Al Jazeera journalist killed as bombs hit Baghdad office

LONDON - The offices of the controversial Arab satellite news network Al Jazeera were hit last night by a coalition bombing raid on Baghdad and one of its correspondents killed.

The bombing came as American ground forces fight to control the centre of the city and flew a number of raids against a building that was reported to be the hideout of senior Iraqi officials, possibly including Saddam Hussein and his sons.

Al Jazeera said that one of its cameramen was injured in the attack and another one of its team members was missing. It was later reported that Tariq Ayoub had died of his injuries. Another cameraman, Zuheir Iraqi, was slightly wounded with a shrapnel injury to his neck, it said.

The same attacks also took out Iraqi state TV, which has now gone off the air. The BBC reported that Iraqi TV had earlier failed to broadcast its regular morning news bulletin on the conflict and was instead relaying archive footage of Saddam Hussein and patriotic songs instead. Earlier attacks had previously taken Iraqi state television off the air last week, but it had later returned.

Al Jazeera, which has not flinched from showing blood and guts during the conflict so far, showed footage of the injured cameraman and reporter whose chest was covered in blood.

The wounded man was rushed to hospital as the station showed footage of another bomb hitting the same area of downtown Baghdad on the banks of the river Tigris.

In an on-air statement, Al Jazeera said: "We regret to inform you that our cameraman and correspondent Tariq Ayoub was killed this morning during the US missile strike on our Baghdad office."

Ayoub gave his last report just minutes before the missile attack and was reported to be broadcasting from the roof when the building was hit by two missiles, according to Tayseer Allouni, another Al Jazeera correspondent.

"It seems that we have become a target," Allouni said.
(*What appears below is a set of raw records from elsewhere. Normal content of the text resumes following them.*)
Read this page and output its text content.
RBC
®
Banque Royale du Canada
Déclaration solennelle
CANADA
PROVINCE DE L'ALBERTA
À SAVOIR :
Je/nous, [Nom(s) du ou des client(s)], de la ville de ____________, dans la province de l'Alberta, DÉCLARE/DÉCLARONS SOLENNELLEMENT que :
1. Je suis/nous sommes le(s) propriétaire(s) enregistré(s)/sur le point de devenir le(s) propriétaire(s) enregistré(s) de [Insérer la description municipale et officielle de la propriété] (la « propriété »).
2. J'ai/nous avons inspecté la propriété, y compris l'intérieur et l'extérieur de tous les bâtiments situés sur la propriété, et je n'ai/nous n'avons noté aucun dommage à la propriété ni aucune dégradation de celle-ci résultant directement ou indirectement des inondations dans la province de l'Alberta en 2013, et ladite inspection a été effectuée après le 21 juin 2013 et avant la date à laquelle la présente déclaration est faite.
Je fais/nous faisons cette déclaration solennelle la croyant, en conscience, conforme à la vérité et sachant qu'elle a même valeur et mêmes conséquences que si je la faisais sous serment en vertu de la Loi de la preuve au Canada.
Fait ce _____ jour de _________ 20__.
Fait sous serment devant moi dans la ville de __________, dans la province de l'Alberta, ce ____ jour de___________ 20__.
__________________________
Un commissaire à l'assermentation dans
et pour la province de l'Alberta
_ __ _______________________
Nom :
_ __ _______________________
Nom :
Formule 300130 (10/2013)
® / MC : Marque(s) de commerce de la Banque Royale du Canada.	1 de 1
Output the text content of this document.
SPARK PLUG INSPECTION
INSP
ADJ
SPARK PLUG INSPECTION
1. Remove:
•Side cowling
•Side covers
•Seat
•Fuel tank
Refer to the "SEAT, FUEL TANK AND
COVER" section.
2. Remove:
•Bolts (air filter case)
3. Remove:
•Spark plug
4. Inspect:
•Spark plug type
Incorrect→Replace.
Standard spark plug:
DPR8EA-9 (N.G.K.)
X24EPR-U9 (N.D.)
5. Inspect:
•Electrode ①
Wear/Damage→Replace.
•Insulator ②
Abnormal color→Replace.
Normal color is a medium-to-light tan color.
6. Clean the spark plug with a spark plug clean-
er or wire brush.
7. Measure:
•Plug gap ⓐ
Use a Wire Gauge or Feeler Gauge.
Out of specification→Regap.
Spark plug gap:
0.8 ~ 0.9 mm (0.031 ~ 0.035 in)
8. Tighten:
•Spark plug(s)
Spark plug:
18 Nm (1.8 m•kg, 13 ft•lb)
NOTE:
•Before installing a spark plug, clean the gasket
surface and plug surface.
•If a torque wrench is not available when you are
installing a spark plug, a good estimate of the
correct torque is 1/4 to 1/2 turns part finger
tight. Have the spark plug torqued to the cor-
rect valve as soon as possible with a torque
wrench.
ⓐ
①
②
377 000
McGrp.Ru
Another of Al Jazeera's Baghdad correspondents, Majed Abdel Hadi, called the US missile strike and Ayoub's death a "crime".

The death of the Al Jazeera correspondent brings the total toll of reporters killed covering the war in Iraq to nine.

Yesterday, one as yet unnamed German journalist and a Spanish journalist, Julio Anguitta Parrado, 31, who was working for El Mundo, were killed. The previous evening, BBC World affairs editor John Simpson had been wounded in a friendly fire incident in northern Iraq.

At the weekend, David Bloom from NBC News died and fellow American journalist, Washington Post columnist and Atlantic Monthly editor-at-large Michael Kelly was killed on Friday.

Last week, BBC cameraman Kaveh Golestan was killed after stepping on a landmine in Northern Iraq and his producer, Stuart Hughes, was injured.

Channel 4 journalist Gaby Rado fell to his death from a hotel roof in the northern Iraqi town of Sulaymaniyah; ITN's Terry Lloyd died in a suspected friendly fire incident near Basra; and Australian Broadcasting Corporation cameraman Paul Moran was killed by a car bomb in northern Iraq.

Ayoub, 35, a Palestinian, only arrived in Baghdad five days ago to join the Al Jazeera team from the channel's Amman office, where he had worked as a financial correspondent for three years. Prior to Al Jazeera, he had worked for the Jordan Times and Associated Press.

Last week, Al Jazeera, which in recent weeks has broadcast images of dead and captured allied troops, stopped reporting from Iraq after two of its reporters were banned.

It claimed the move was in response to its two correspondents being ordered to leave the country by the Iraqi Information Ministry, which has accused it of being pro-Western.

The accusation came despite attacks on Al Jazeera by the White House and Downing Street, which have accused the broadcaster of, ironically, being a mouthpiece for Saddam Hussein's regime.

Al Jazeera earned the ire of Washington and London after it broadcast pictures showing captured allied troops and dead allied troops, including two British soldiers who may have been executed.

Air Marshal Brian Burridge, the commander of UK forces in the Gulf, condemned the footage as disgraceful.